После ухода Дымова, когда Елена Николаевна укладывалась спать, возбужденная и очень расстроенная состоявшимся разговором, проснулся Саша, спросил.
– Мам, а Дымов где?
– Дымов, Сашенька, ушел. Уже не рано.
– Жалко. Не поговорил я с ним, уснул как-то нечаянно.
– О чем же ты хотел говорить с ним?
– Об учебе. В моих учениках.
– Саша, – осторожно начала Елена Николаевна, – ты у меня уже большой, все понимаешь. Любишь ты Кешу Дымова?
– Люблю. И сильно.
– А не хотел бы ты, чтобы он стал твоим папкой?

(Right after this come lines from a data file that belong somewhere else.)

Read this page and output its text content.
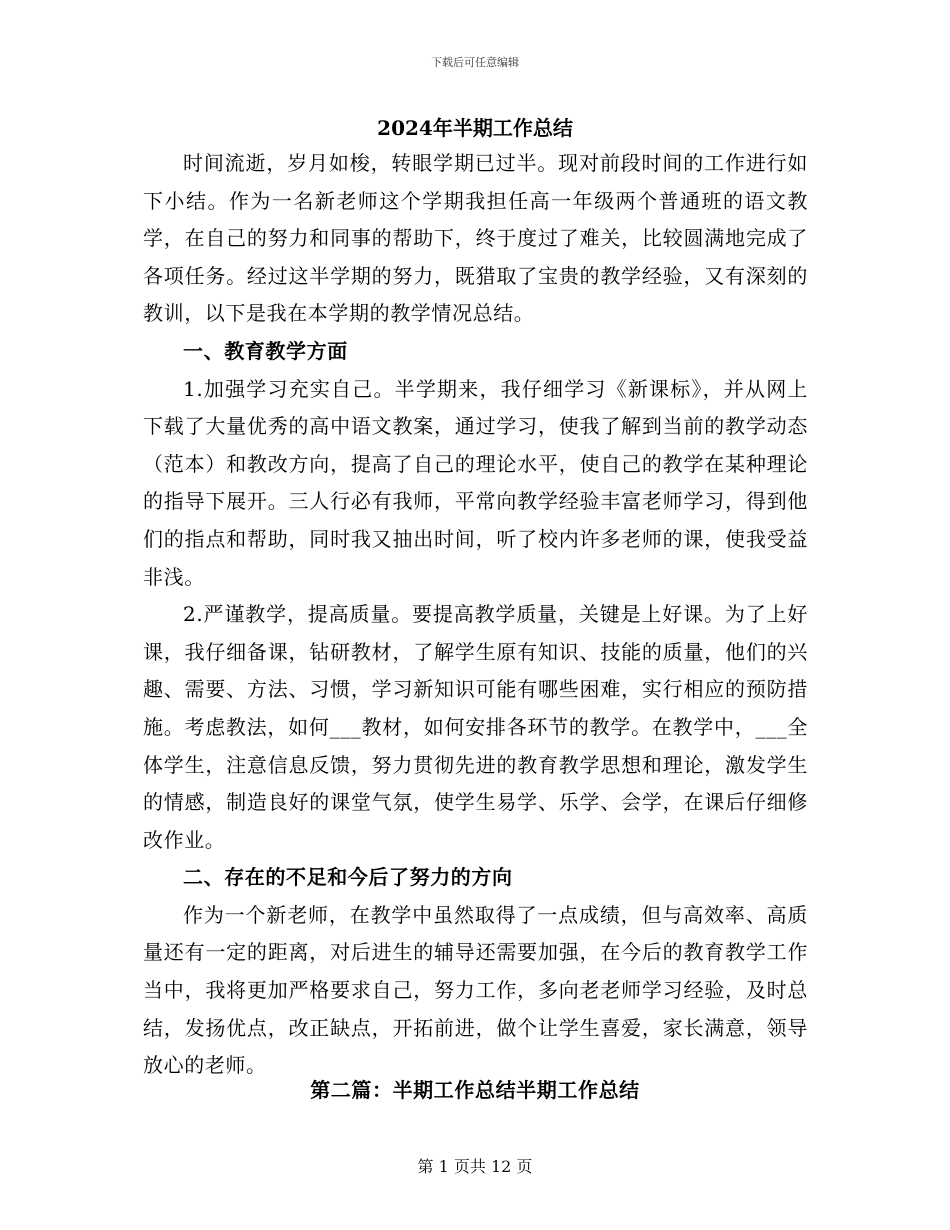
下载后可任意编辑
2024年半期工作总结

时间流逝，岁月如梭，转眼学期已过半。现对前段时间的工作进行如下小结。作为一名新老师这个学期我担任高一年级两个普通班的语文教学，在自己的努力和同事的帮助下，终于度过了难关，比较圆满地完成了各项任务。经过这半学期的努力，既猎取了宝贵的教学经验，又有深刻的教训，以下是我在本学期的教学情况总结。

一、教育教学方面

1.加强学习充实自己。半学期来，我仔细学习《新课标》，并从网上下载了大量优秀的高中语文教案，通过学习，使我了解到当前的教学动态（范本）和教改方向，提高了自己的理论水平，使自己的教学在某种理论的指导下展开。三人行必有我师，平常向教学经验丰富老师学习，得到他们的指点和帮助，同时我又抽出时间，听了校内许多老师的课，使我受益非浅。

2.严谨教学，提高质量。要提高教学质量，关键是上好课。为了上好课，我仔细备课，钻研教材，了解学生原有知识、技能的质量，他们的兴趣、需要、方法、习惯，学习新知识可能有哪些困难，实行相应的预防措施。考虑教法，如何___教材，如何安排各环节的教学。在教学中，___全体学生，注意信息反馈，努力贯彻先进的教育教学思想和理论，激发学生的情感，制造良好的课堂气氛，使学生易学、乐学、会学，在课后仔细修改作业。

二、存在的不足和今后了努力的方向

作为一个新老师，在教学中虽然取得了一点成绩，但与高效率、高质量还有一定的距离，对后进生的辅导还需要加强，在今后的教育教学工作当中，我将更加严格要求自己，努力工作，多向老老师学习经验，及时总结，发扬优点，改正缺点，开拓前进，做个让学生喜爱，家长满意，领导放心的老师。

第二篇：半期工作总结半期工作总结
第 1 页共 12 页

Саша нахмурился, посмотрел на мать вопросительно, в глазах мелькнуло изумление.
–Папка у меня один. И он убит. Второго папки у меня никогда не будет. Никогда.
– Извини, Саша, я не так сказала. Да, папка у тебя один и другого не будет. А не хотел бы ты, чтобы Дымов стал твоим отчимом?
Саша долго молчал. Выражения его лица, его глаз Елена Николаевна не видела, они разговаривали в темноте, и мучительно ждала, что ответит сын. Знала, что затронула самую больную ранку его сердца, и затаив дыхание, ждала ответа, твердо решив про себя: как скажет сын – так и будет.
– А это обязательно, чтобы Дымов был не только моим любимым учеником, но и отчимом?
– Нет. Сашенька, конечно не обязательно. Совсем не обязательно. Но ты понимаешь, папку не вернуть, а я еще молода и лучшие годы бесследно уходят в одиночестве и печали. А верный друг в жизни – крепкая защита, кто нашел его, тот нашел сокровище. Беспросветная печаль вредит сердцу человека и быстро старит его. Ты меня понимаешь?
– Понимаю, мама.
– Дымов признался мне сегодня в своей любви и просил стать его женой.
– Х-м-м, – усмехнулся Саша, – Дымов мой отчим. Как-то мне, мам, трудно представить себя в этой роли. Мой ученик – другое дело.
– Мы тогда будем его дома учить, ты и я.
– А ты его любишь? – вдруг быстро спросил Саша.
– После твоего папки, сынок, полюбить я уже никогда не смогу. Это невозможно. Но Дымова я уважаю. Он добрый и славный, он будет любить и беречь нас. Нам с ним будет легче жить. Радостнее.
– Когда придет Дымов?
– Обещался завтра навестить тебя.
– Да не меня, наверное, а тебя, мама, рассмеялся Саша, – он и раньше мне всегда говорил: "Какая хорошая у тебя мама".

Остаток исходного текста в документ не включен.